Materials Craft and Culture
This week we’re highlighting some of our favourite graduate pieces featured for Mint’s LDF16 exhibition, White Canvas.
Each of the graduates, Tessa Silva Dawson, Chloé Valorso and Mi Zhang, have taken materials, craft, and culture to create inspired collections.
Continue reading to see more…
Tessa Silva Dawson
A recent graduate from the Design Products course at the Royal College of Art, Tessa Silva Dawson is a designer-maker based in London, with an interest in materials, craft, and culture.
Her graduating project, Protein, involved in depth material experimentation with a hands-on approach to design. Tessa explored methods of processing the protein (casein) extracted from cow’s milk as a completely natural alternative to oil-based polymers, utilizing surplus milk from the UK dairy industry to produce objects for functional use.
Skimmed milk is routinely wasted in large quantities at raw dairy farms in the UK due to the separation process required to make butter and cream.
The project therefore does not suggest a mass increase in dairy production, but instead proposes the use of a commonly wasted and widely available raw material. Protein Tables © Tessa Silva Dawson
Not only can it be treated as a commercial thermoplastic allowing for compression moulding, injection moulding, etc, it can also be hand sculpted for a more crafted and organic alternative to other plastics.
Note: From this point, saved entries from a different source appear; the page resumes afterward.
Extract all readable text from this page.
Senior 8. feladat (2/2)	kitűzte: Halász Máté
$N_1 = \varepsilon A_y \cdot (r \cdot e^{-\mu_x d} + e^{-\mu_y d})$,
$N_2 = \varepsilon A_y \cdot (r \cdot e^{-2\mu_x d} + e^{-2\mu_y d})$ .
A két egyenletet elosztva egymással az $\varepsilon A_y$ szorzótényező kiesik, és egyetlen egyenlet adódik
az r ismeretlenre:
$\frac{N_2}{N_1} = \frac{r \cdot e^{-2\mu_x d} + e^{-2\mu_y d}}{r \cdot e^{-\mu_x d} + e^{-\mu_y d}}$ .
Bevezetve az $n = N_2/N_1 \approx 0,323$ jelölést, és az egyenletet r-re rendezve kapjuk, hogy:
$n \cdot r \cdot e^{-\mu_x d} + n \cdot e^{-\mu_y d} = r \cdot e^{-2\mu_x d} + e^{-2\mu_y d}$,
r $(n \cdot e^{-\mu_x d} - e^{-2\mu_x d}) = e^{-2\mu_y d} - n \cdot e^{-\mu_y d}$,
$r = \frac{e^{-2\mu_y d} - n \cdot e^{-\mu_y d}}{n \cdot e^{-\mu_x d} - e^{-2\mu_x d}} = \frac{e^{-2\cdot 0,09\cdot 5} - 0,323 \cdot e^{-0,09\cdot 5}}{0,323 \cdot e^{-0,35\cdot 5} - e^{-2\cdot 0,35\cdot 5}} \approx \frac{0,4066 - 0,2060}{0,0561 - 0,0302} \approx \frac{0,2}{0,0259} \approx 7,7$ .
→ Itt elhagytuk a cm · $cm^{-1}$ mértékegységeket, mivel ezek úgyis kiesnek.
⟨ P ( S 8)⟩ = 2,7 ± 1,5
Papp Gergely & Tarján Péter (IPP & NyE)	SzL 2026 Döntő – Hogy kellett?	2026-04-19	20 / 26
Protein at Mint White Canvas LDF17 © Inge Clemente
Chloé Valorso
Enamelled Plastron © Chloe Valorso
A recent Jewellery Design graduate from Central Saint Martin’s, Chloé Valorso considers herself as a cryptozoologist jewellery designer – consisting of an interdisciplinary approach: Like an anthropologist, Chloé collects objects and researches extensively, recording sketches and experimentations through various sketchbooks. With both a methodical and imaginative approach to her work, she references contemporary and ancient art and artefacts, but also psychology and mythology.
Pearl Aye Aye & Pearl Smile © Chloe Valorso
As a designer, Chloé “seeks to unravel the mysteries and create a new meaning”.
Chloé Valorso’s collection takes inspiration from aspects of existing mythologies to create her own belief system. Using her alter ego “Bob” as a recurring motif throughout her work, Chloé explores the importance of narrative and challenges the boundaries between real and unreal.
Bone & Shells Necklace – cattle bone, shells, cotton thread © Chloe Valorso
Each piece has been sensitively crafted from natural materials drawn from Chloé’s own highly personal miscellany. The pieces act as amulets that empower the wearer through their compelling symbolic qualities and deep sense of history – an essential component in this innovative interpretation of mythology.
Mint White Canvas LDF17 © Inge Clemente
Mi Zhang
Mi is a recent Material Futures graduate from Central Saint Martins. Material Futures is a two-year Masters course dedicated to exploring how we will live in the future through trans-disciplinary practice and expert collaboration. Through collaboration, risk-taking and blurring the boundaries between craft, science and technology we aim to look beyond existing disciplines to anticipate our future needs, desires and challenges for the 21st century.
Quyang Town, also known as “The Town of Sculpture” is one of the largest quarries and stone working industries in China. Mi Zhang’s Mining Dust, strives to ‘improve air quality through dust collection’. The area generates prolific amounts of dust, which has a detrimental effect on air quality and people’s health, not just in the quarry itself, but also in the surrounding towns and villages.
Mi combined the marble dust, pine resin and natural local pigments, to engineer a very tough yet fully biodegradable material that can be utilised by local makers, industries and communities whilst also improving overall air quality.